2024. Steel, stainless steel bolts. Dimensions variable
ABOUT WORK
Container (2024) was initially intended as a site-specific sculpture. It is composed of a circular steel barricade, an assisted readymade based on a form commonly found on pavements across Berlin. Preserving its original material and scale, one half of the steel structure has been flayed and partially inverted. This new surface is marked by irregularity and directional texture, undermining the impression of an unyielding, fixed state embodied by the barricade’s vernacular form.
Installed in the foyer of a Hermann Henselmann tower, an architectural emblem of GDR-era socialist classicism and its projected optimism, the work engages with Ornament and Crime. This was the exhibition’s title and a reference to Adolf Loos’s 1908 essay, in which he denounced ornament as decadence and violence. Yet Loos’s own buildings, such as the Looshaus in Vienna, often relied on illusion; columns made to appear as solid marble were in fact hollow.

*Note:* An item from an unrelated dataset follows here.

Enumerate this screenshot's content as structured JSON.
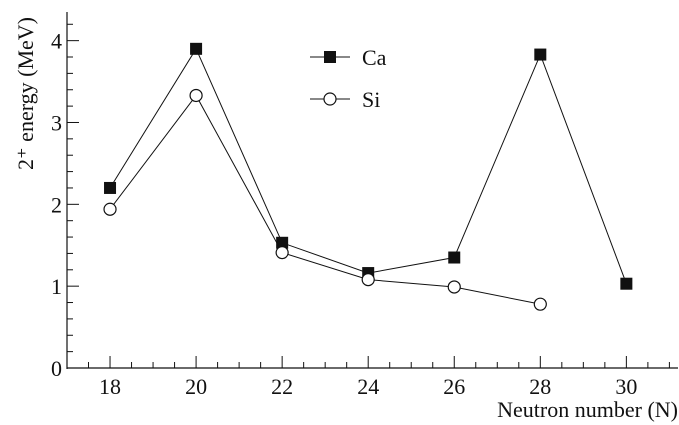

Both the barricade and the structural pillar it engulfs are circumambulatory by nature. Yet in encircling the pillar, the sculpture reverses the logic of the barrier; it gestures not toward exclusion, but toward protection. The breach and inversion open a symbolic passage. This invites a consideration of the tensions between containment and access, surface and structure, and the inherent instability of supposedly fixed architectural forms.